Like home towns, native States wait to see how their wandering boys turn out before they boom their claims to parenthood. Early U. S. frontiersmen, born in the Original 13 States, were doubtful characters. Even those who made good generally had to bury their crudities a long time in the grave before the genteel seaboard was ready to honor itself by claiming them as native sons. Few have waited so long as great Sam Houston.

Sam Houston ruled Tennessee and practically created Texas, but there were plenty of times when Virginia was glad to forget that he had been born at Timber Ridge Church, seven miles from Lexington. He lived as a boy with the Cherokees in Tennessee, got to be Governor at 34, quit late in his term because his aristocratic new wife had left him under tongue-wagging circumstances. Sam Houston went back to the Indians to forget. The Indians admired him, trusted him, gave him a squaw, but changed their name for him from "Col-on-neh" to "Big Drunk."
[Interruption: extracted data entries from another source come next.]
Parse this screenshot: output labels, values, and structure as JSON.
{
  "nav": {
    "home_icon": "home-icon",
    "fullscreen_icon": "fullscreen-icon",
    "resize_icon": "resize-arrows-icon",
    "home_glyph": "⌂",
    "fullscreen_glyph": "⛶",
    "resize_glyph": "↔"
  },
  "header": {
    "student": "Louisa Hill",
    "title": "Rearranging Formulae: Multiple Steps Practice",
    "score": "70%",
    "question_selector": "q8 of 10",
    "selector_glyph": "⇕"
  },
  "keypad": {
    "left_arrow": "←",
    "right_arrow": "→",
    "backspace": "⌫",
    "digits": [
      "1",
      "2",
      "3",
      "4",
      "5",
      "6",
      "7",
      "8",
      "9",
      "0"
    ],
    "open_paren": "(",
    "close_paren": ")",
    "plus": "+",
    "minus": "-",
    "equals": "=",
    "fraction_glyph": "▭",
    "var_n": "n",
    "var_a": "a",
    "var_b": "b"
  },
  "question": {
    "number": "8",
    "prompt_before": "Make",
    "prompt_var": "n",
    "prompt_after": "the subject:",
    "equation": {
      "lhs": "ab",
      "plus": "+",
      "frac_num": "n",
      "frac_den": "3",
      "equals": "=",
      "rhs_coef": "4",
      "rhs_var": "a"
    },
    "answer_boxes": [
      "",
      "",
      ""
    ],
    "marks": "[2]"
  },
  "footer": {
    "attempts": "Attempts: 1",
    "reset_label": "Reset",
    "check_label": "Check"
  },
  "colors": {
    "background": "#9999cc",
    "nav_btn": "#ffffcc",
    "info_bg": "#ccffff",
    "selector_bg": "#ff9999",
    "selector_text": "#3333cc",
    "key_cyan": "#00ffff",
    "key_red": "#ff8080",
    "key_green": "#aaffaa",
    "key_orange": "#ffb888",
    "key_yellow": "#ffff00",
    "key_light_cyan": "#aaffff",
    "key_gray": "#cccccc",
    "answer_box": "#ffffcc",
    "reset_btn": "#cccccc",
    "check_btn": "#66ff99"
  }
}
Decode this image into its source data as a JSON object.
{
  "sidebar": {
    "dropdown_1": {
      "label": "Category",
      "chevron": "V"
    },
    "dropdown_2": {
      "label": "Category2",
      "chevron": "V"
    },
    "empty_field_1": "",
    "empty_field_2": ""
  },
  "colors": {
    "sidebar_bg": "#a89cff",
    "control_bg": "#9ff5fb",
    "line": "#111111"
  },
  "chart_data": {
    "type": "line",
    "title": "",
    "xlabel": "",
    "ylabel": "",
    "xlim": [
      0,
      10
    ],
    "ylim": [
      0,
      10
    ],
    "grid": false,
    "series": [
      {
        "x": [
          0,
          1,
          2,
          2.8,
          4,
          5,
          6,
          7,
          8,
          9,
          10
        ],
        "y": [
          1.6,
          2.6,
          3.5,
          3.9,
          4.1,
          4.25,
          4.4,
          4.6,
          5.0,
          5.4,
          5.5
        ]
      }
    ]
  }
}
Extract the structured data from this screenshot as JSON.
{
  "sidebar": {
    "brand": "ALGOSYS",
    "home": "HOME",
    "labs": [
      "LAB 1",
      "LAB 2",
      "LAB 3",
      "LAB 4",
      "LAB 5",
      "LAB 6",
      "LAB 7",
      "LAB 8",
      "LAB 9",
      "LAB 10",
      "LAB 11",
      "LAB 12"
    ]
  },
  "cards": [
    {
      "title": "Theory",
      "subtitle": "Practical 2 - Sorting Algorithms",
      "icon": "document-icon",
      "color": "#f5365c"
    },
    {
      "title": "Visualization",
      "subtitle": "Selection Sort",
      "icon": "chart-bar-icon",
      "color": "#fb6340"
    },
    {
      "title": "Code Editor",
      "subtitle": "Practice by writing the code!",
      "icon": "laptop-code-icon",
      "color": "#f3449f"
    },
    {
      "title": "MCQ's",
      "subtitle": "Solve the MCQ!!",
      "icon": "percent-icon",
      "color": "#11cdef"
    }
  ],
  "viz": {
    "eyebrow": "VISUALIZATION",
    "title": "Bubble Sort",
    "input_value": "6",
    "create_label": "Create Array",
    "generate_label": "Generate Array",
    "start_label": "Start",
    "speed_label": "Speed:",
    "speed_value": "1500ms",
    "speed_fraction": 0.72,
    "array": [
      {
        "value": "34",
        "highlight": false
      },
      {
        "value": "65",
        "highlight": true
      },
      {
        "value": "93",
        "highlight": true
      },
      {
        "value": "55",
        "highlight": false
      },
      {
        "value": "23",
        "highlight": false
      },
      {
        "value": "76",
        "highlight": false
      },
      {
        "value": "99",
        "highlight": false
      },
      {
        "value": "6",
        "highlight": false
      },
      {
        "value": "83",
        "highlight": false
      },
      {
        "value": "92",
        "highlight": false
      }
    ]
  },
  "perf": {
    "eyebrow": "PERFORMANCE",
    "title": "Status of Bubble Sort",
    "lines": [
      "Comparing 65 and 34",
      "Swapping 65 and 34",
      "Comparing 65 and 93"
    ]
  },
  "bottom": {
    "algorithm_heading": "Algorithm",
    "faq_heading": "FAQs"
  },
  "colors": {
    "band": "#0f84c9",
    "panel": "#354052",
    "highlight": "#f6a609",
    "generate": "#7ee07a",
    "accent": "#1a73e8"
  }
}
"Big Drunk," mighty, hawk-eyed, 6 ft. 2 in., drifted down to Texas in time for the trouble with Mexico. Santa Anna drenched The Alamo in its defenders' blood, put the Government and people of the new Republic into panic. Commander-in-Chief Sam Houston yelled, "Remember The Alamo" and raised an army out of the ground. In 15 minutes at San Jacinto he wiped out Santa Anna's far larger force, losing only six of his own men. Worshiping Texans gave the hero two terms as president, sent him to the U. S. Senate when Texas joined the Union.

Sam Houston marched into Washington with a big sombrero on his head, an Indian blanket over his shoulders and a tiger-skin vest around his middle, sat in the Senate for 13 years whittling at a stack of wood. But he was a gallant, handsome man, with the Indian's poise and dignity, and even Virginia ladies loved him, until he began to talk against secession. Back in Texas as Governor, he lost his office when he refused to swear allegiance to the Confederate Government. The whole South drummed "the hoary-haired traitor" to his grave in 1863.

Last week proud Virginians unveiled a great bronze bust of Native Son Sam Houston in the Capitol at Richmond.